Does file fragmentation exist on SSDs? If so, does it have an impact on the performance of the cache memory?
edit, Note: If you seem to post a response without reading this I will downvote you.
Answer by besttech · Aug 23, 2012 at 11:58 AM
File fragmentation occurs on both HDD and SSD. The impact can be sever for both. The ability to defrag an SSD could be counter productive as you will invariably occur invalid wear and tear on the device if you use an incorrect defrag policy.
Think carefully about your use of SSD, make sure you understand how fragmentation can impactsystem performance prior to any defrag activity.

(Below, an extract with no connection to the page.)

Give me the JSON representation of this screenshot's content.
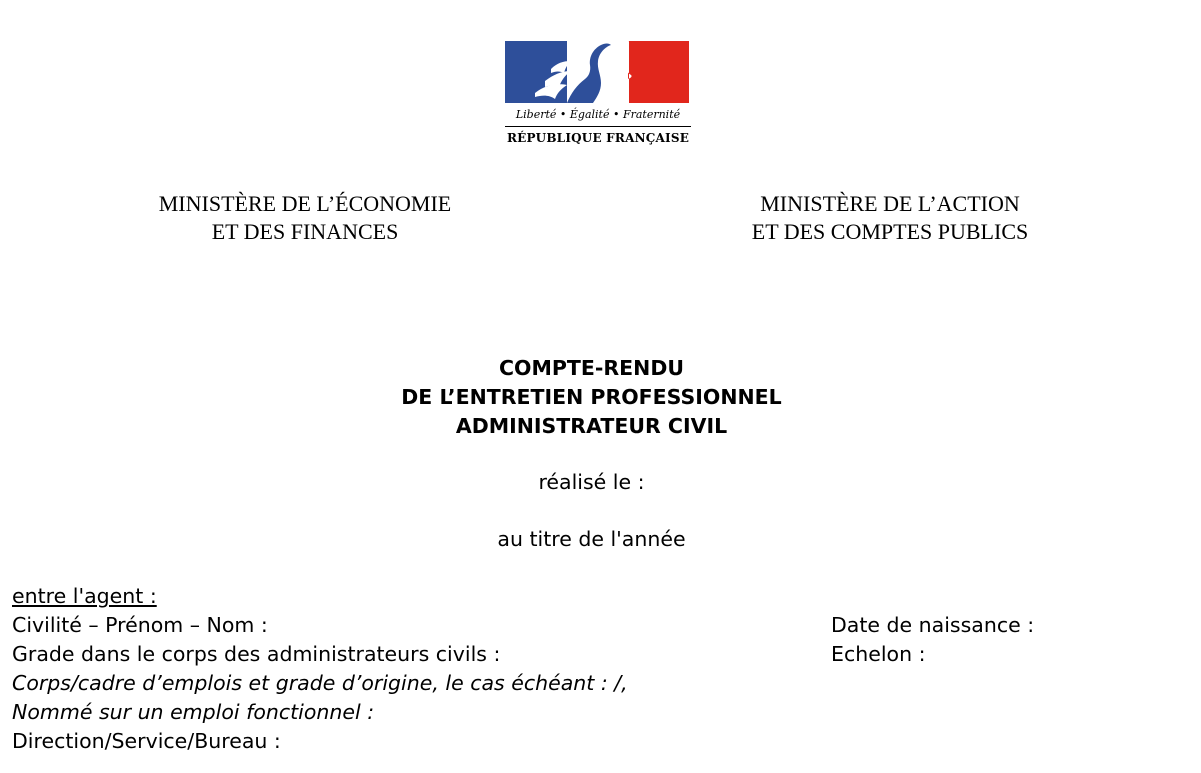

And don't be so pompous as to downgrade well meaning contributors because they can't answer in exactly the way you think.
Answer by jadtechnic · Aug 23, 2012 at 12:25 PM
fragmentation is one of the reasons SSD is not ready for prime time the #1 killer of SSD is write and remove (delete) its great for data that is goingto be kept and held like music libraries its good as a boot drive but as I under stand SSD slows boot down a lot ..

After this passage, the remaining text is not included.